Onur Air flight OHY2263 was a MD-88 (Boeing McDonnel Douglas) that took off at the Groningen Airport Eelde.
On June 17th, 2003 the crew rejected the take-off at a late stage, as a result of which the aircraft overran the runway ending.
The aircraft and part of the airport infrastructure sustained serious damage. 142 passengers and 7 crew members were on board of the aircraft.
None of the occupants sustained any serious injuries as a result of the accident.
The investigation shows that the crew initially rejected the take-off when an acoustic alert signal was activated. This signal pertained to a warning for an incorrect setting of the trim of the longitudinal control system.
When carrying out a check the crew did not find any peculiarities, although these were present.
After this short interruption the take-off was resumed and this time, when the (repeating) sound alert signal went off, the signal was ignored.
It is the Board’s view that take-off should not have taken place with this signal.
During the investigation a number of other operational flaws were also found, mainly pertaining to the load and the corresponding location of the centre of gravity of the aircraft and the manner these were dealt with operationally. When the captain noticed that the control force required to rotate the aircraft was significantly higher than normal he decided to reject the take-off.
At that moment the remaining runway length was too short to bring the aircraft to a complete stop before the runway end. After the aircraft overrun the runway end and collided with the approach lights and underground concrete structures of the approach lights system it came to a standstill in the soft soil, with serious damage as a result.
The evacuation took place shortly after the aircraft came to a stop.
The most important findings regarding the evacuation are: the cabin crew did not give enough evacuation instructions and not all the available cabin exits were used.
This hindered the evacuation.
Furthermore, most of the passengers stated that the crew spoke English in an insufficiently clear manner.
The presence of underground electricity wells in soft soil near the take-off and landing runway increases the risk of fire in the event of a collision.
In this accident no fire occurred and this is why it did not lead to serious consequences for the passengers and crew. The evacuation after the accident was difficult.
According to the Board, with respect to safety, ignoring the (repeating) acoustic alert signal is very wrong and very serious indeed. Onur Air recognised this after having been granted access to this report and immediately took internal measures after the incident.
However, the Board wondered whether this was an incidental mistake or a structural safety shortcoming within the Onur Air organisation. Given the issue described above -structural and/or incidental- the Dutch Safety Board investigated whether there were more accidents with Onur Air and whether similar accidents had occurred on any where else. In its report, the Board restricted itself to the ICAO database. The Board also used a recently published report from the French BEA (Bureau d’Enquêtes et d’Analyses pour la sécurité de l’aviation civile / Bureau for Investigations and Analyses for civil aviation safety). This report concerns a fatal accident with a Boeing 727 in Benin (Africa) on December 25th, 2003. Investigation of the ICAO database revealed that no other (published) accidents of Onur Air are known.
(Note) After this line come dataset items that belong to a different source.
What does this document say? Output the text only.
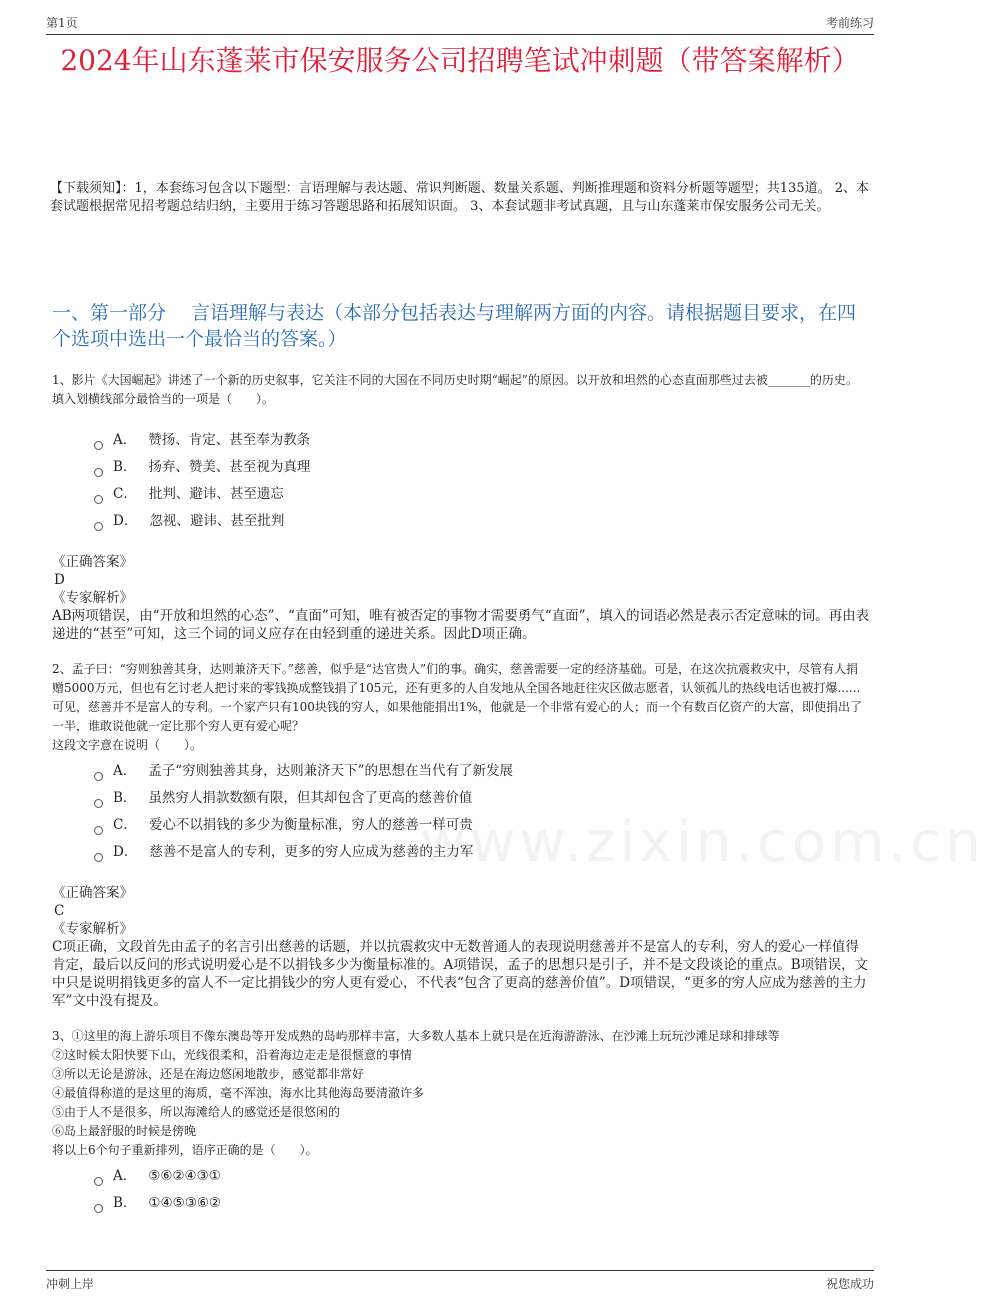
第1页	考前练习
www.zixin.com.cn
2024年山东蓬莱市保安服务公司招聘笔试冲刺题（带答案解析）

【下载须知】：1，本套练习包含以下题型：言语理解与表达题、常识判断题、数量关系题、判断推理题和资料分析题等题型；共135道。 2、本套试题根据常见招考题总结归纳，主要用于练习答题思路和拓展知识面。 3、本套试题非考试真题，且与山东蓬莱市保安服务公司无关。

一、第一部分　 言语理解与表达（本部分包括表达与理解两方面的内容。请根据题目要求，在四个选项中选出一个最恰当的答案。）

1、影片《大国崛起》讲述了一个新的历史叙事，它关注不同的大国在不同历史时期“崛起”的原因。以开放和坦然的心态直面那些过去被_______的历史。

填入划横线部分最恰当的一项是（　　）。

A． 赞扬、肯定、甚至奉为教条
B． 扬弃、赞美、甚至视为真理
C． 批判、避讳、甚至遗忘
D． 忽视、避讳、甚至批判

《正确答案》

D

《专家解析》

AB两项错误，由“开放和坦然的心态”、“直面”可知，唯有被否定的事物才需要勇气“直面”，填入的词语必然是表示否定意味的词。再由表递进的“甚至”可知，这三个词的词义应存在由轻到重的递进关系。因此D项正确。

2、孟子曰：“穷则独善其身，达则兼济天下。”慈善，似乎是“达官贵人”们的事。确实，慈善需要一定的经济基础。可是，在这次抗震救灾中，尽管有人捐赠5000万元，但也有乞讨老人把讨来的零钱换成整钱捐了105元，还有更多的人自发地从全国各地赶往灾区做志愿者，认领孤儿的热线电话也被打爆......可见，慈善并不是富人的专利。一个家产只有100块钱的穷人，如果他能捐出1%，他就是一个非常有爱心的人；而一个有数百亿资产的大富，即使捐出了一半，谁敢说他就一定比那个穷人更有爱心呢？

这段文字意在说明（　　）。

A． 孟子“穷则独善其身，达则兼济天下”的思想在当代有了新发展
B． 虽然穷人捐款数额有限，但其却包含了更高的慈善价值
C． 爱心不以捐钱的多少为衡量标准，穷人的慈善一样可贵
D． 慈善不是富人的专利，更多的穷人应成为慈善的主力军

《正确答案》

C

《专家解析》

C项正确，文段首先由孟子的名言引出慈善的话题，并以抗震救灾中无数普通人的表现说明慈善并不是富人的专利，穷人的爱心一样值得肯定，最后以反问的形式说明爱心是不以捐钱多少为衡量标准的。A项错误，孟子的思想只是引子，并不是文段谈论的重点。B项错误，文中只是说明捐钱更多的富人不一定比捐钱少的穷人更有爱心，不代表“包含了更高的慈善价值”。D项错误，“更多的穷人应成为慈善的主力军”文中没有提及。

3、①这里的海上游乐项目不像东澳岛等开发成熟的岛屿那样丰富，大多数人基本上就只是在近海游游泳、在沙滩上玩玩沙滩足球和排球等

②这时候太阳快要下山，光线很柔和，沿着海边走走是很惬意的事情

③所以无论是游泳，还是在海边悠闲地散步，感觉都非常好

④最值得称道的是这里的海质，毫不浑浊，海水比其他海岛要清澈许多

⑤由于人不是很多，所以海滩给人的感觉还是很悠闲的

⑥岛上最舒服的时候是傍晚

将以上6个句子重新排列，语序正确的是（　　）。

A． ⑤⑥②④③①
B． ①④⑤③⑥②
冲刺上岸	祝您成功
However, 37 similar accidents are known to have occured since 1995 world-wide. Out of these, there were 30 cases in which, after a take-off was rejected, an aircraft overran the end of the runway. In most cases it was a take-off that was rejected after the so-called V1 take-off decision speed2 had been passed (as was the case for the Onur Air accident). In many cases the aircraft performances had decreased by a higher actual aircraft weight and an incorrect position of the centre of gravity. In one instance a warning system was also ignored. In some of these cases, engines that were mounted below the wing(s) broke off, often resulting in fire.
At the second time the warning sounded, the take-off should have been rejected and the crew should have determined the nature of the warning.
The crew resumed the take off and continued whilst the take off configuration warning, as a result of the still incorrect stabilizer setting, reappeared.
- The actual center of gravity during take-off (TO-CG) was far more forward than assumed by the crew. As a consequence the horizontal stabilizer was not set at the required position for take-off.
- The far more forward TO-CG – contributed to an abnormal heavy elevator control force at rotation and made the pilot to reject the take-off beyond decision speed. This resulted in a runway overrun.
Contributing factors were :
- By design the aircraft configuration warning system does not protect against an incorrect TOCG insert.
- The aircraft was not equipped with a weight and balance measuring system.
- Deviations of operational factors accumulated into an unfavorable aircraft performance condition during take-off.
- Cockpit crew showed significant deficits.